Mon fils vient dîner chez ma femme et moi avec son fils. J’aime choisir des vins assez originaux quand je les partage avec lui. Cinq heures avant le dîner j’ouvre un Montrachet Bichot Négociant 1945 au niveau très acceptable. Le bouchon est sale et difficile à tirer car le haut du goulot a une surépaisseur qui empêche le bouchon de monter.
L’odeur est très désagréable de vilaine mixture, mais je sens en arrière-plan un fruité qui pourrait donner espoir.
A l’inverse, le Clos Vougeot G. Roumier et ses fils 1971 au niveau moyen, qui a un bouchon très sec qui vient entier, a un parfum à se damner. Quelle noblesse, quelle prestance ! Il est tellement prometteur que je mets un bouchon de verre au-dessous du goulot pour que ce parfum magique ne disparaisse pas.
Mon fils arrive et ma femme a préparé de délicieuses gougères. C’est l’occasion de vérifier si le Pommery 1973 servi il y a une semaine est encore vivant. Il avait été servi en Salmanazar et j’avais versé le reste dans une aiguière. La couleur est encore très claire alors qu’il y a un abondant sédiment dans la carafe, heureusement resté au fond. Le champagne est encore buvable mais il montre rapidement des signes de fatigue.
Je verse le Montrachet Bichot Négociant 1945 et la couleur grise est vraiment peu engageante. Le parfum a perdu les senteurs désagréables. Nous sommes en face d’un vin fatigué, qui n’a plus grand-chose qui évoque un montrachet, mais qui est buvable. Et les gougères gomment les imperfections.
Un gouda au cumin jouera le même rôle d’effaceur de défauts, mais si l’on veut être objectif, ce montrachet est mort. J’avais visité la cave où il reposait qui ne me plaisait pas et c’est un accident de cave qui peut expliquer cet état.

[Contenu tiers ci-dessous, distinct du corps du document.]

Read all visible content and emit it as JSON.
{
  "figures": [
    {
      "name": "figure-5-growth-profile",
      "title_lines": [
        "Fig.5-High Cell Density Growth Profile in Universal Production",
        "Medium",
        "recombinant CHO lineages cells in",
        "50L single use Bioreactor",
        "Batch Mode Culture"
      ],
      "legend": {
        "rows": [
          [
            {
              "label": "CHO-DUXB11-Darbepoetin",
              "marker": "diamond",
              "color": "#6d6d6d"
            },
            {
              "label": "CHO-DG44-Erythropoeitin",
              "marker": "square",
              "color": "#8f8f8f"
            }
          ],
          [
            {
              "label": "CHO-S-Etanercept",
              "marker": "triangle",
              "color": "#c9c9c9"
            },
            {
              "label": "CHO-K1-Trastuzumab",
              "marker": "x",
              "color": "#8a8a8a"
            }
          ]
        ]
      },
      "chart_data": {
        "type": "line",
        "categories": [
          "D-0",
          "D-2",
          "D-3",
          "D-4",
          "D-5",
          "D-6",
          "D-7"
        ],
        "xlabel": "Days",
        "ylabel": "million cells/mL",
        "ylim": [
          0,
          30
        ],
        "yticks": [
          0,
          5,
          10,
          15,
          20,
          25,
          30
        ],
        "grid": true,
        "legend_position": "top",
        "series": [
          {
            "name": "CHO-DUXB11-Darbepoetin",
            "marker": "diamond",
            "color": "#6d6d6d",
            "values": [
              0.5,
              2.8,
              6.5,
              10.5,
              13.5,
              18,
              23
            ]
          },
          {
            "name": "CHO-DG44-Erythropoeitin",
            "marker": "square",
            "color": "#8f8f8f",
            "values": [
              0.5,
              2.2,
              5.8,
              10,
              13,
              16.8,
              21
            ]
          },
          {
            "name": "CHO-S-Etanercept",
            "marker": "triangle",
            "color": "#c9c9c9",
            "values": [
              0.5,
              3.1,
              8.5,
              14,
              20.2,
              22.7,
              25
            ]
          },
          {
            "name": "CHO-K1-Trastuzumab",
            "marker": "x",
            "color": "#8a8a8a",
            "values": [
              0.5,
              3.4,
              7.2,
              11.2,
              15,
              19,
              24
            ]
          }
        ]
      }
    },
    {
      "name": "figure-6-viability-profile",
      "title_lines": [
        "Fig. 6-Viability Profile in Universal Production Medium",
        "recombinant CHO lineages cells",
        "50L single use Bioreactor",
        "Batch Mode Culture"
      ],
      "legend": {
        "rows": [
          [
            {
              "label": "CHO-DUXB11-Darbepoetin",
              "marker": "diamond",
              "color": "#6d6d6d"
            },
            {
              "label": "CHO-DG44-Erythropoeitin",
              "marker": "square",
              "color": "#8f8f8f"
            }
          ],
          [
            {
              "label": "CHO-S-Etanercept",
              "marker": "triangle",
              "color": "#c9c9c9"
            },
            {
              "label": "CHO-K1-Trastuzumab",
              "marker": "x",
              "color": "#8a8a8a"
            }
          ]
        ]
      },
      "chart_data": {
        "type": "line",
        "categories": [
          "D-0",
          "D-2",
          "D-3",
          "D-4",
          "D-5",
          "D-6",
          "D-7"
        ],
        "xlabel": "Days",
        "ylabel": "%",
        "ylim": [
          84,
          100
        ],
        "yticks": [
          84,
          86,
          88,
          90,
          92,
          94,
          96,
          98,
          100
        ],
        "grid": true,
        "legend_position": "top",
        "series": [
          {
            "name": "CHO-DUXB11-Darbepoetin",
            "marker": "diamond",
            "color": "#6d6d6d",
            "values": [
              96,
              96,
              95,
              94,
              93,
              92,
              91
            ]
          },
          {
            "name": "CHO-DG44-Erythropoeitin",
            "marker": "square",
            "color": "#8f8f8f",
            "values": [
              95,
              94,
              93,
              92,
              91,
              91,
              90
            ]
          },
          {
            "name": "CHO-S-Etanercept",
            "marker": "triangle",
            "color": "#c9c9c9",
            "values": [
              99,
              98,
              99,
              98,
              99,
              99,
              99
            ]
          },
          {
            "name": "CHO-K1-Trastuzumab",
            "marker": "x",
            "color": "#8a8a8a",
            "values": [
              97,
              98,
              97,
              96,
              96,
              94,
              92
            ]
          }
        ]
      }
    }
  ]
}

Nous passons à table et ma femme a préparé une épaule d’agneau avec de l’ail et des pommes de terre passées au four. Le Clos Vougeot G. Roumier et ses fils 1971 offre comme à l’ouverture un parfum noble et racé. Le vin est divin. Il est vif, tranchant, dynamique et ne cherche pas à plaire. En lui, aucune rondeur, mais une force de persuasion extrême. Son acidité lui donne la vivacité d’un vin jeune. Et quelle longueur ! Nous sommes ravis et le plat forme un accord majeur.
Nous parlions, nous parlions et il apparait que je devrais chercher une bouteille en cave, que l’on puisse ouvrir au dernier moment. Je choisis un Château Mouton-Rothschild 1964 qui devrait faire l’affaire. Effectivement il est tout de suite prêt à être bu. L’année 1964 fait des vins solides et un peu rigides mais je suis très favorablement surpris de voir ce Mouton aussi souple, tout en velours. C’est un grand vin intense et goûteux, au-dessus de l’idée que j’en avais.
Un Brillat-Savarin et un saint-nectaire ont cohabité avec ce vin. Le dessert de mangue et d’ananas a été mangé à l’eau. Je suis heureux de partager de telles bouteilles avec mon fils. Peu importe la faiblesse du montrachet, c’est le partage qui compte.